Even before I entered the convention hall in Los Angeles, people were raving about VR goggles. “It’s crazy! You get a little bit of motion sickness, but wherever you look you are in the game,” said a very enthusiastic Skylar Harper.

I was excited to try on a pair of VR goggles, and I did, and it was cool, but it didn’t blow my mind, and I wasn’t alone.

“I think VR is really cool and closer to being a thing,” said Justin McElroy, managing editor of the gaming site Polygon. But he also found VR to be a little scary. His great fear of VR, and fear of video games in general, is that they can be an isolating experience.

“When I look at something like VR, it is not a social experience. Almost by definition you are closed out from the rest of the world, and there is a place for that in gaming sure, but I worry about the effect and the cost of that.

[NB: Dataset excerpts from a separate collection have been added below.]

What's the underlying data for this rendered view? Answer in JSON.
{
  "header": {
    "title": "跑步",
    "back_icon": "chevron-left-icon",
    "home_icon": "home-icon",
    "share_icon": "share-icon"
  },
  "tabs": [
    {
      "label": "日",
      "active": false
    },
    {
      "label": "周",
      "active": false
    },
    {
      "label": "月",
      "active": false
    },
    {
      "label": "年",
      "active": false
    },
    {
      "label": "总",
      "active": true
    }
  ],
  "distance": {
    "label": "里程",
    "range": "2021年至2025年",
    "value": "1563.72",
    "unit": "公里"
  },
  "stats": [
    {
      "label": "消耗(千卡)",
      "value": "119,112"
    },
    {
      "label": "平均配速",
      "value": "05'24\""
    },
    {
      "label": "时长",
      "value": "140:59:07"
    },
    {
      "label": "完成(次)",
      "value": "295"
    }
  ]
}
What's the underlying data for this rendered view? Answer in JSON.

I don’t know that we need to be more cut off from everybody and everything.”

Polygon managing editor Justin McElroy posing in his makeshift E3 work space with Paris Hilton and Brandy.

My next stop at the convention was a giant, 180-degree, wraparound movie screen. I was there to see the trailer for “Destiny,” the most expensive video game ever made. At $500 million, its budget is nearly double that of “Spider Man 3,” which holds the record for the most expensive movie ever made. The trailer had lots of cool alien monsters but nothing mind-blowing.

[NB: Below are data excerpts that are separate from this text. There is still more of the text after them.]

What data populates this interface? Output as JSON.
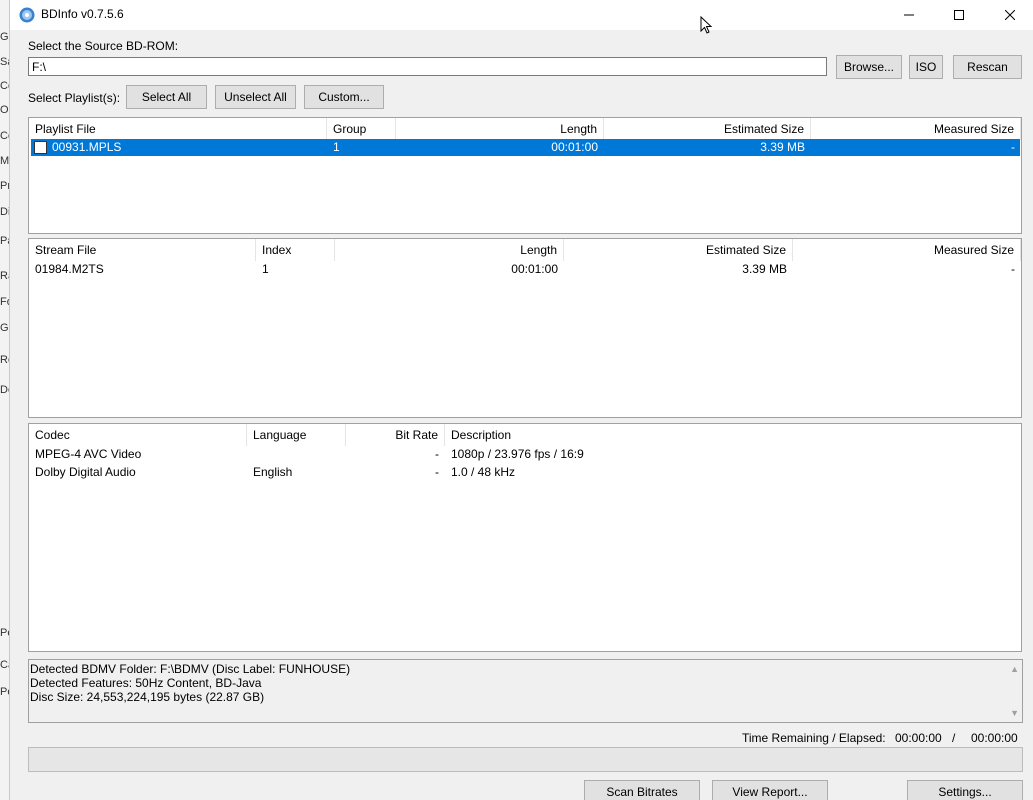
{
  "window": {
    "title": "BDInfo v0.7.5.6"
  },
  "background_fragments": [
    "Ge",
    "Sa",
    "Co",
    "Or",
    "Co",
    "Me",
    "Pr",
    "Di",
    "Pa",
    "Ra",
    "Fo",
    "Ge",
    "Re",
    "De",
    "Pe",
    "Ca",
    "Pe"
  ],
  "source": {
    "label": "Select the Source BD-ROM:",
    "value": "F:\\",
    "browse": "Browse...",
    "iso": "ISO",
    "rescan": "Rescan"
  },
  "playlists": {
    "label": "Select Playlist(s):",
    "select_all": "Select All",
    "unselect_all": "Unselect All",
    "custom": "Custom..."
  },
  "playlist_table": {
    "headers": [
      "Playlist File",
      "Group",
      "Length",
      "Estimated Size",
      "Measured Size"
    ],
    "rows": [
      {
        "file": "00931.MPLS",
        "group": "1",
        "length": "00:01:00",
        "estimated": "3.39 MB",
        "measured": "-",
        "checked": false,
        "selected": true
      }
    ]
  },
  "stream_table": {
    "headers": [
      "Stream File",
      "Index",
      "Length",
      "Estimated Size",
      "Measured Size"
    ],
    "rows": [
      {
        "file": "01984.M2TS",
        "index": "1",
        "length": "00:01:00",
        "estimated": "3.39 MB",
        "measured": "-"
      }
    ]
  },
  "codec_table": {
    "headers": [
      "Codec",
      "Language",
      "Bit Rate",
      "Description"
    ],
    "rows": [
      {
        "codec": "MPEG-4 AVC Video",
        "language": "",
        "bitrate": "-",
        "description": "1080p / 23.976 fps / 16:9"
      },
      {
        "codec": "Dolby Digital Audio",
        "language": "English",
        "bitrate": "-",
        "description": "1.0 / 48 kHz"
      }
    ]
  },
  "log": [
    "Detected BDMV Folder: F:\\BDMV (Disc Label: FUNHOUSE)",
    "Detected Features: 50Hz Content, BD-Java",
    "Disc Size: 24,553,224,195 bytes (22.87 GB)"
  ],
  "time": {
    "label": "Time Remaining / Elapsed:",
    "remaining": "00:00:00",
    "separator": "/",
    "elapsed": "00:00:00"
  },
  "progress": {
    "fraction": 0
  },
  "bottom_buttons": {
    "scan": "Scan Bitrates",
    "report": "View Report...",
    "settings": "Settings..."
  },
  "colors": {
    "selection": "#0078d7",
    "selection_text": "#ffffff",
    "window_bg": "#f0f0f0"
  }
}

Afterwards I wandered over to a giant poster of Jesus holding an Xbox controller. It was an ad for gamechurch.com. “We really think that gaming is more than just a fun thing to do,” said Gamechurch.com founder Michael Bridges. “It speaks to the human condition, and we’re speaking through a Christian lens, but we’re not doing it in a judgmental way. We’re not the morality police.”

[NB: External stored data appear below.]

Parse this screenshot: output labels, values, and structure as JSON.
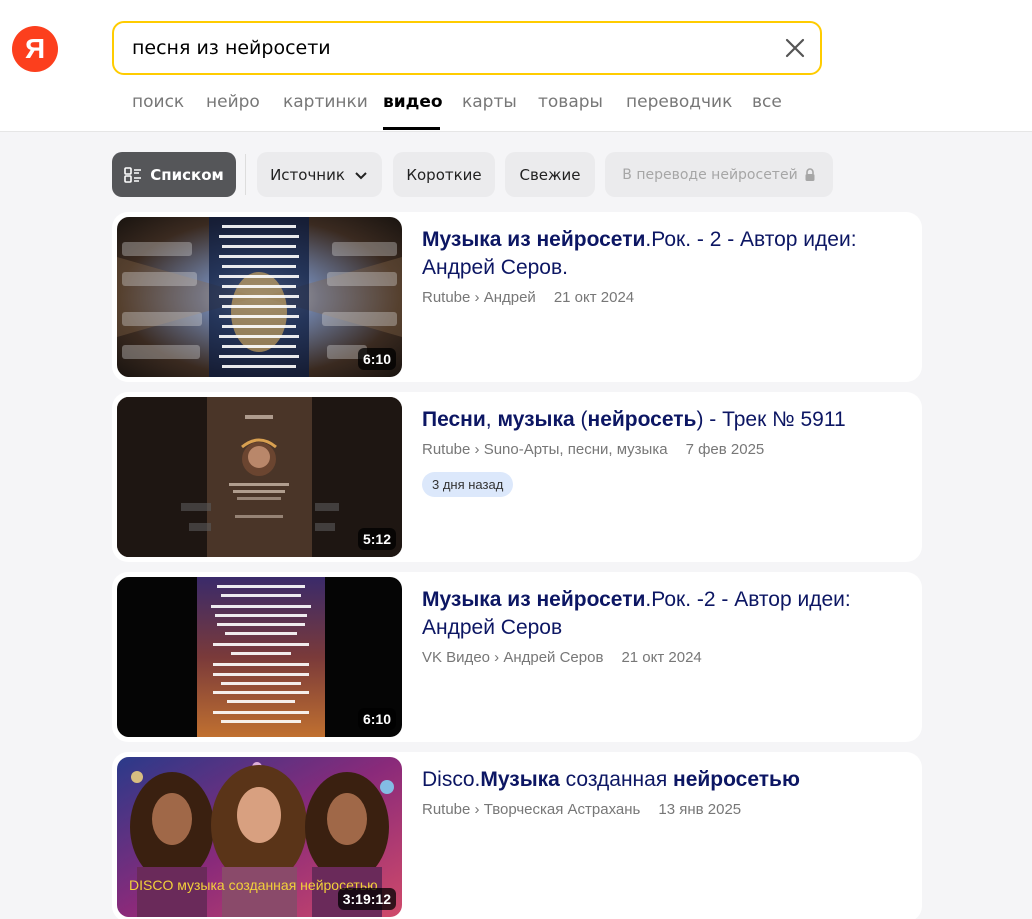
{
  "header": {
    "logo_letter": "Я",
    "search_value": "песня из нейросети",
    "clear_icon": "close-icon"
  },
  "nav": {
    "tabs": [
      {
        "label": "поиск",
        "active": false
      },
      {
        "label": "нейро",
        "active": false
      },
      {
        "label": "картинки",
        "active": false
      },
      {
        "label": "видео",
        "active": true
      },
      {
        "label": "карты",
        "active": false
      },
      {
        "label": "товары",
        "active": false
      },
      {
        "label": "переводчик",
        "active": false
      },
      {
        "label": "все",
        "active": false
      }
    ]
  },
  "filters": {
    "list_view": "Списком",
    "list_icon": "list-view-icon",
    "source": "Источник",
    "source_icon": "chevron-down-icon",
    "short": "Короткие",
    "fresh": "Свежие",
    "translated": "В переводе нейросетей",
    "translated_icon": "lock-icon"
  },
  "results": [
    {
      "title_parts": [
        {
          "text": "Музыка из нейросети",
          "bold": true
        },
        {
          "text": ".Рок. - 2 - Автор идеи: Андрей Серов.",
          "bold": false
        }
      ],
      "source": "Rutube › Андрей",
      "date": "21 окт 2024",
      "duration": "6:10",
      "badge": ""
    },
    {
      "title_parts": [
        {
          "text": "Песни",
          "bold": true
        },
        {
          "text": ", ",
          "bold": false
        },
        {
          "text": "музыка",
          "bold": true
        },
        {
          "text": " (",
          "bold": false
        },
        {
          "text": "нейросеть",
          "bold": true
        },
        {
          "text": ") - Трек № 5911",
          "bold": false
        }
      ],
      "source": "Rutube › Suno-Арты, песни, музыка",
      "date": "7 фев 2025",
      "duration": "5:12",
      "badge": "3 дня назад"
    },
    {
      "title_parts": [
        {
          "text": "Музыка из нейросети",
          "bold": true
        },
        {
          "text": ".Рок. -2 - Автор идеи: Андрей Серов",
          "bold": false
        }
      ],
      "source": "VK Видео › Андрей Серов",
      "date": "21 окт 2024",
      "duration": "6:10",
      "badge": ""
    },
    {
      "title_parts": [
        {
          "text": "Disco.",
          "bold": false
        },
        {
          "text": "Музыка",
          "bold": true
        },
        {
          "text": " созданная ",
          "bold": false
        },
        {
          "text": "нейросетью",
          "bold": true
        }
      ],
      "source": "Rutube › Творческая Астрахань",
      "date": "13 янв 2025",
      "duration": "3:19:12",
      "badge": "",
      "thumb_caption": "DISCO музыка созданная нейросетью"
    }
  ]
}
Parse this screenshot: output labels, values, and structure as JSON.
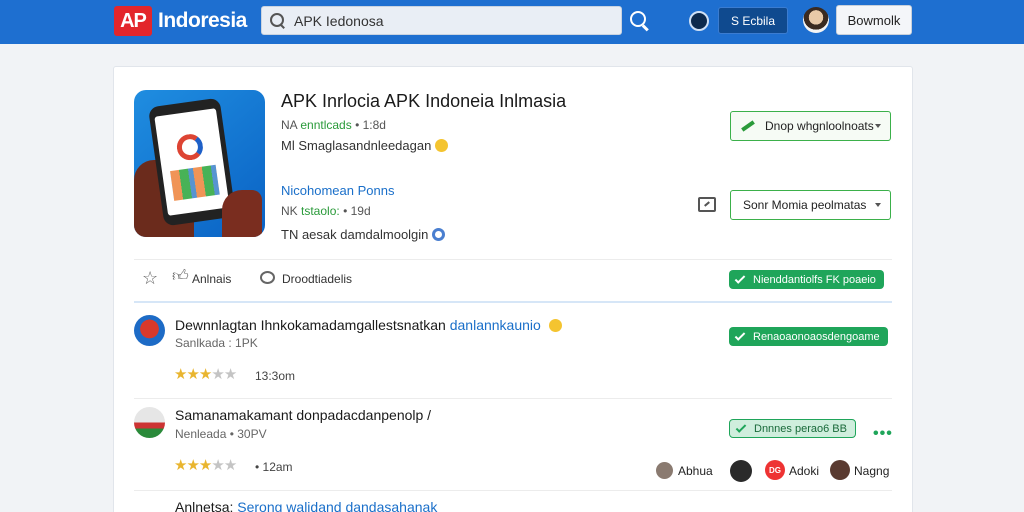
{
  "header": {
    "logo_mark": "AP",
    "logo_text": "Indoresia",
    "search_placeholder": "APK Iedonosa",
    "sign_label": "S Ecbila",
    "bookmark_label": "Bowmolk"
  },
  "app": {
    "title": "APK Inrlocia APK Indoneia Inlmasia",
    "meta1_a": "NA",
    "meta1_b": "enntlcads",
    "meta1_c": "• 1:8d",
    "meta2": "Ml Smaglasandnleedagan",
    "developer": "Nicohomean Ponns",
    "meta3_a": "NK",
    "meta3_b": "tstaolo:",
    "meta3_c": "• 19d",
    "meta4": "TN aesak damdalmoolgin",
    "download_label": "Dnop whgnloolnoats",
    "select_label": "Sonr Momia peolmatas"
  },
  "actions": {
    "like_label": "Anlnais",
    "comment_label": "Droodtiadelis",
    "badge": "Nienddantiolfs FK poaeio"
  },
  "comments": [
    {
      "text": "Dewnnlagtan Ihnkokamadamgallestsnatkan",
      "link": "danlannkaunio",
      "sub": "Sanlkada : 1PK",
      "rating": 3,
      "rating_text": "13:3om",
      "badge": "Renaoaonoaosdengoame"
    },
    {
      "text": "Samanamakamant donpadacdanpenolp /",
      "sub": "Nenleada • 30PV",
      "rating": 3,
      "rating_text": "• 12am",
      "badge": "Dnnnes perao6  BB"
    }
  ],
  "reactors": [
    {
      "label": "Abhua"
    },
    {
      "label": ""
    },
    {
      "label": "Adoki",
      "initials": "DG"
    },
    {
      "label": "Nagng"
    }
  ],
  "third_comment": {
    "text": "Anlnetsa:",
    "link": "Serong walidand dandasahanak"
  },
  "colors": {
    "brand_blue": "#1e6fd0",
    "accent_green": "#1fa55a",
    "logo_red": "#e3262b",
    "link_blue": "#1a6fc9"
  }
}
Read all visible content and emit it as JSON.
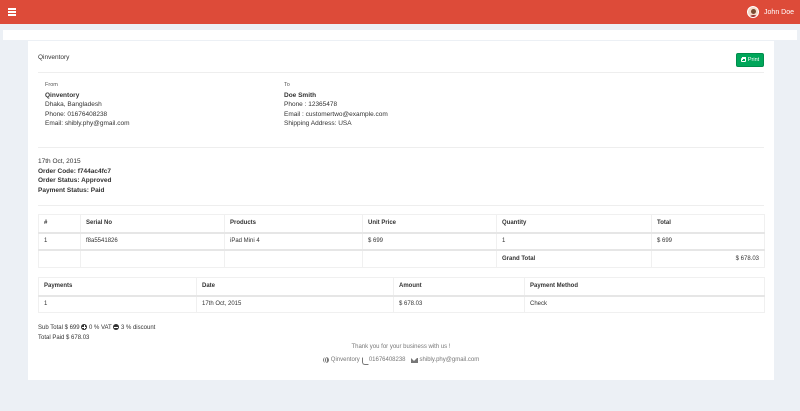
{
  "topbar": {
    "username": "John Doe"
  },
  "invoice": {
    "brand": "Qinventory",
    "print_label": "Print",
    "from": {
      "label": "From",
      "name": "Qinventory",
      "address": "Dhaka, Bangladesh",
      "phone": "Phone: 01676408238",
      "email": "Email: shibly.phy@gmail.com"
    },
    "to": {
      "label": "To",
      "name": "Doe Smith",
      "phone": "Phone : 12365478",
      "email": "Email : customertwo@example.com",
      "shipping": "Shipping Address: USA"
    },
    "date": "17th Oct, 2015",
    "order_code": "Order Code: f744ac4fc7",
    "order_status": "Order Status: Approved",
    "payment_status": "Payment Status: Paid"
  },
  "items_table": {
    "headers": [
      "#",
      "Serial No",
      "Products",
      "Unit Price",
      "Quantity",
      "Total"
    ],
    "rows": [
      [
        "1",
        "f8a5541826",
        "iPad Mini 4",
        "$ 699",
        "1",
        "$ 699"
      ]
    ],
    "grand_total_label": "Grand Total",
    "grand_total_value": "$ 678.03"
  },
  "payments_table": {
    "headers": [
      "Payments",
      "Date",
      "Amount",
      "Payment Method"
    ],
    "rows": [
      [
        "1",
        "17th Oct, 2015",
        "$ 678.03",
        "Check"
      ]
    ]
  },
  "summary": {
    "sub_total": "Sub Total $ 699",
    "vat": "0 % VAT",
    "discount": "3 % discount",
    "total_paid": "Total Paid $ 678.03"
  },
  "footer": {
    "thanks": "Thank you for your business with us !",
    "company": "Qinventory",
    "phone": "01676408238",
    "email": "shibly.phy@gmail.com"
  },
  "colors": {
    "topbar": "#dd4b39",
    "print_button": "#00a65a",
    "background": "#ecf0f5"
  },
  "icons": [
    "menu-icon",
    "avatar",
    "print-icon",
    "plus-circle-icon",
    "minus-circle-icon",
    "globe-icon",
    "phone-icon",
    "envelope-icon"
  ]
}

I asked him what he thought Jesus’s favorite video game would be. “Your favorite game,” he said without hesitation, “because he wants to play with you.  You know, he just wants to hang.”

After talking to Bridges I heard a rumor that the videogame “Gauntlet had a food truck” parked outside and was handing out free turkey legs. The rumor was true. I watched a man devour a piece of charred meat about the size of his head. Next to him, a life-size tank was rolling over a taxi cab.

It was kind of mind blowing.

Much of E3 now consists of watching other people play video games.